Blair/Brown set out to bring social housing rents into line with market rents by withdrawing subsidies and dictating to nominally independent housing associations that are dependent on government grants. As a result, more and more tenants had no choice but to claim HB.
With the supply of new social housing for rent reaching rock bottom – and the cost of buying in the capital way beyond most people’s reach – increasing numbers had no alternative but to rent in the private sector. But average rents in this sector in London have increased by 65% since 2000 – far more than the rise in the cost of living.
Of course, the background is New Labour’s obsession with the market and the way it encouraged the bubble in house prices that not only put ownership beyond reach of many people but also led to a rapid rise in repossessions when the crash came.

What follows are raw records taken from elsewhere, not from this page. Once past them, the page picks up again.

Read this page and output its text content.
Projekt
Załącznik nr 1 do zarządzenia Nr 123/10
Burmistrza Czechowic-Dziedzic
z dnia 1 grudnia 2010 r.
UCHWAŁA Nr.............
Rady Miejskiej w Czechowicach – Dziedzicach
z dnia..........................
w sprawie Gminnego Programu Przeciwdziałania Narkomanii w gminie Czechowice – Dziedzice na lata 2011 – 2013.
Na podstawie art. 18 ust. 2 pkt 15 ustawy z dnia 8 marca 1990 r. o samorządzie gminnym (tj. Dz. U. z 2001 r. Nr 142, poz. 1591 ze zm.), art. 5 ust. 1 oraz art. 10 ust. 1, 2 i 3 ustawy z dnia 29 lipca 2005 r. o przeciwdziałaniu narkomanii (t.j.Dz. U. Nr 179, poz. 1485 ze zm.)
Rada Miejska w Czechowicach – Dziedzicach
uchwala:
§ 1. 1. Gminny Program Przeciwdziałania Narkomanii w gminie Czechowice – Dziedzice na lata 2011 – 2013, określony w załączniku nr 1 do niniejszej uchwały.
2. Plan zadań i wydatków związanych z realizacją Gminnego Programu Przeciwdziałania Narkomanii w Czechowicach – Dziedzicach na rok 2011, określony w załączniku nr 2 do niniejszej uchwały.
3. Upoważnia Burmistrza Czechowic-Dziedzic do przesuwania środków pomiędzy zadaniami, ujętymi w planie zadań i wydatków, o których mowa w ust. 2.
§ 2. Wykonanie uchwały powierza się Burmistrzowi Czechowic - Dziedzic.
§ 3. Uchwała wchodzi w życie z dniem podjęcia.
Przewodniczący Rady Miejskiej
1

The real issues about HB is about who ultimately receives the benefit because it is an expression of high rents and shortages rather than a solution. In the private sector it is the landlord/private property owner who get the HB. This group can only be described as social parasites who gain from the misery of others by raising rents to extortionate levels.
In the housing association sector, HB is the income stream that perversely allows associations to borrow from banks to help them fund new schemes. The HB comes from central government, is collected by associations from residents and is then effectively recycled to the banks who have lent against the stock of housing. Amazing but true.
Housing policy clearly requires a revolutionary approach because capitalism has a way of recreating shortages over and over again. In opposing the Coalition’s HB cuts we should fight for:
- the common ownership of land, without which decent housing is impossible
- an end to private landlordism, more in keeping with feudalism than a modern society
- an enforced reduction in existing rents in council and housing association properties
- a massive expansion of high quality social housing at affordable rents
- social ownership of builders/developers and the financial sector
- new ways of transferring homes that ends property speculation.